As fabulosas pensões das filhas solteiras do Congresso
As pensões de maior valor são pagas pelo Congresso. Um grupo de 56 filhas solteiras de servidores do Congresso Nacional tem renda mensal maior do que deputados e senadores, que recebem salário de R$ 33,7 mil. Quarenta e três delas atingem o teto remuneratório constitucional – R$ 39,3 mil, igual ao salário dos ministros do Supremo Tribunal Federal (STF). As 390 pensionistas custam R$ 90 milhões por ano ao contribuinte.
A maior remuneração bruta na Câmara dos Deputados é de Raissa Guerra, de 48 anos, filha de um ex-servidor. A renda de R$ 54,7 mil sofre o abate-teto de R$ 15,4 mil. Ela recebe a pensão desde 1982, mas passou a receber o valor integral somente em janeiro deste ano.
O Poder Judiciário também não poupa recursos com as suas filhas solteiras. Três pensionistas do Tribunal Superior do Trabalho (TST) recebem o mesmo salário dos ministros do tribunal – R$ 37,3 mil. A mais idosa, com 79 anos, Ana Maria Coelho, recebe duas pensões no valor de R$ 61,7 mil.

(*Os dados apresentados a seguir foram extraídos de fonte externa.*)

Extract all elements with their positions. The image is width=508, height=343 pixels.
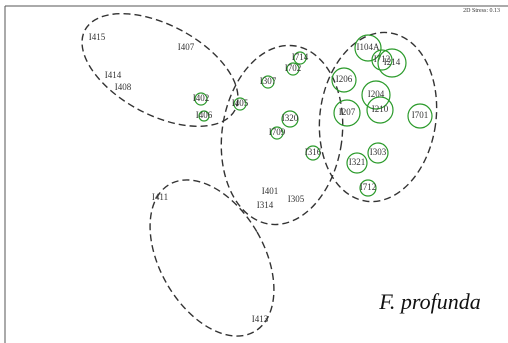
bubble xyxy=(261,75,275,89)
point-label: I405 xyxy=(232,98,249,108)
point-label: I402 xyxy=(193,93,210,103)
cluster-ellipse xyxy=(81,12,239,128)
point-label: I709 xyxy=(269,127,286,137)
point-label: I320 xyxy=(282,113,299,123)
bubble xyxy=(377,48,407,78)
point-label: I401 xyxy=(262,186,279,196)
cluster-ellipse xyxy=(318,31,438,203)
point-label: I406 xyxy=(196,110,213,120)
point-label: I408 xyxy=(115,82,132,92)
annotation: F. profunda xyxy=(378,289,480,314)
point-label: I714 xyxy=(292,52,309,62)
bubble xyxy=(359,179,377,197)
point-label: I104A xyxy=(357,42,380,52)
bubble xyxy=(371,49,393,71)
bubble xyxy=(333,99,361,127)
point-label: I206 xyxy=(336,74,353,84)
point-label: I314 xyxy=(257,200,274,210)
bubble xyxy=(407,103,433,129)
bubble xyxy=(281,110,299,128)
bubble xyxy=(194,92,208,106)
point-label: I303 xyxy=(370,147,387,157)
stress-label: 2D Stress: 0.13 xyxy=(463,8,500,14)
point-label: I305 xyxy=(288,194,305,204)
bubble xyxy=(233,97,247,111)
point-label: I712 xyxy=(360,182,377,192)
point-label: I415 xyxy=(89,32,106,42)
point-label: I321 xyxy=(349,157,366,167)
point-label: I204 xyxy=(368,89,385,99)
bubble xyxy=(354,34,382,62)
point-label: I701 xyxy=(412,110,429,120)
point-label: I413 xyxy=(252,314,269,324)
point-label: I407 xyxy=(178,42,195,52)
bubble xyxy=(346,152,368,174)
point-label: I316 xyxy=(305,147,322,157)
point-label: I414 xyxy=(105,70,122,80)
point-label: I411 xyxy=(152,192,168,202)
bubble xyxy=(331,67,357,93)
cluster-ellipse xyxy=(149,179,275,337)
bubble xyxy=(305,145,321,161)
bubble xyxy=(361,80,391,110)
cluster-ellipse xyxy=(220,44,344,226)
bubble xyxy=(367,142,389,164)
point-label: I307 xyxy=(260,76,277,86)
bubble xyxy=(293,51,307,65)
point-label: I207 xyxy=(339,107,356,117)
bubble xyxy=(366,96,394,124)
point-label: I712 xyxy=(374,54,391,64)
point-label: I210 xyxy=(372,104,389,114)
bubble xyxy=(286,62,300,76)
bubble xyxy=(198,110,210,122)
bubble xyxy=(270,126,284,140)
point-label: I702 xyxy=(285,63,302,73)
point-label: I214 xyxy=(384,57,401,67)
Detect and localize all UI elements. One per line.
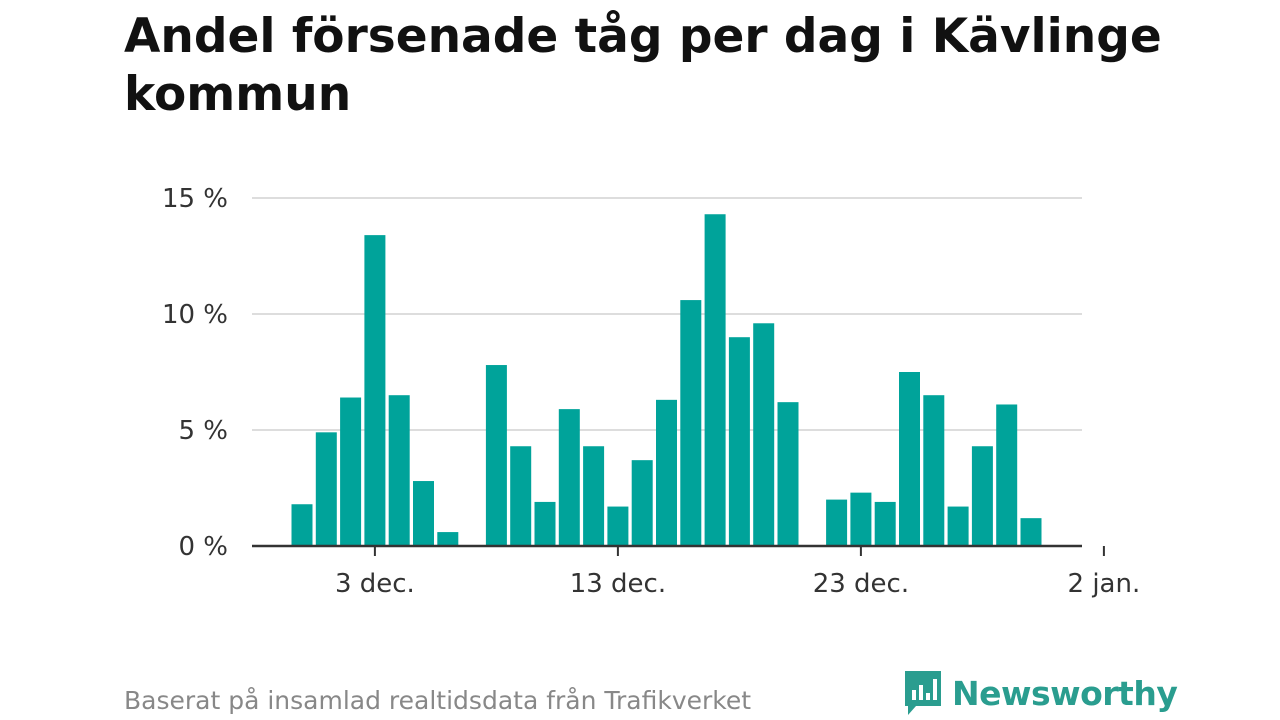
bar — [899, 372, 920, 546]
bar — [704, 214, 726, 547]
bar — [996, 404, 1018, 546]
bar — [558, 409, 580, 546]
logo-bar — [926, 693, 930, 700]
logo-bar — [912, 690, 916, 700]
bar — [388, 395, 410, 546]
bar — [534, 501, 556, 546]
brand-name: Newsworthy — [952, 673, 1178, 713]
x-tick-labels: 3 dec. 13 dec. 23 dec. 2 jan. — [335, 569, 1140, 599]
bar — [753, 323, 775, 546]
source-footnote: Baserat på insamlad realtidsdata från Tr… — [124, 686, 752, 715]
bar — [826, 499, 848, 546]
bar — [1020, 518, 1042, 546]
y-tick-label: 5 % — [178, 416, 228, 446]
bar — [437, 532, 459, 546]
bars — [291, 214, 1042, 547]
bar — [728, 337, 750, 546]
bar — [971, 446, 993, 546]
bar — [315, 432, 337, 546]
bar — [340, 397, 362, 546]
bar — [947, 506, 969, 546]
bar — [656, 399, 677, 546]
x-tick-label: 13 dec. — [570, 569, 666, 599]
bar — [923, 395, 945, 546]
axes — [252, 544, 1105, 556]
bar — [850, 492, 872, 546]
chart-title: Andel försenade tåg per dag i Kävlinge k… — [124, 9, 1162, 122]
y-tick-label: 0 % — [178, 532, 228, 562]
y-tick-label: 15 % — [162, 184, 228, 214]
x-tick-label: 3 dec. — [335, 569, 415, 599]
logo-bar — [933, 679, 937, 700]
logo-bar — [919, 685, 923, 700]
bar — [680, 300, 702, 546]
bar — [291, 504, 313, 546]
bar — [631, 460, 653, 546]
y-tick-labels: 0 % 5 % 10 % 15 % — [162, 184, 228, 562]
bar — [413, 481, 434, 546]
bar-chart-speech-icon — [905, 671, 941, 715]
bar — [583, 446, 605, 546]
bar — [874, 501, 896, 546]
bar — [607, 506, 629, 546]
bar — [510, 446, 532, 546]
brand-logo[interactable]: Newsworthy — [902, 668, 1178, 718]
bar — [485, 365, 507, 546]
bar — [777, 402, 799, 546]
x-tick-label: 2 jan. — [1068, 569, 1141, 599]
y-tick-label: 10 % — [162, 300, 228, 330]
bar — [364, 235, 386, 546]
x-tick-label: 23 dec. — [813, 569, 909, 599]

Filha do ex-ministro Lopo de Carvalho Coelho, ela acumula pensões do TST e do Montepio Civil da União, um plano de previdência fechado que beneficia dependentes de servidores civis, de juízes federais e ministros de tribunais superiores. As 29 pensionistas do TST custam R$ 5,4 milhões por ano aos cofres públicos.
No Supremo Tribunal Federal (STF), duas filhas de ministros recebem o teto constitucional. Filha do ex-ministro José Geraldo Rodrigues de Alckmin, morto em 1978, a arquiteta Maria Lúcia Rangel de Alckmin, de 74 anos, recebe R$ 39,3 mil de pensão na condição de “filha solteira maior”. Maria Ayla Furtado de Vasconcelos, filha do ex-ministro Abner de Vasconcellos, morto de 1972, recebe pensão no mesmo valor.
Um privilégio de origem secular
As pensões para filhas solteiras tiveram origem nas Forças Armadas, quando o Brasil se separou de Portugal. Em 1823, o Governo Imperial concedeu às viúvas ou órfãs de oficiais do Exército mortos nas lutas pela Independência do Brasil o benefício de meio soldo de seus maridos ou pais. Em 1847, o governo estabeleceu que as filhas solteiras do Exército continuariam a receber o meio soldo mesmo depois de casadas.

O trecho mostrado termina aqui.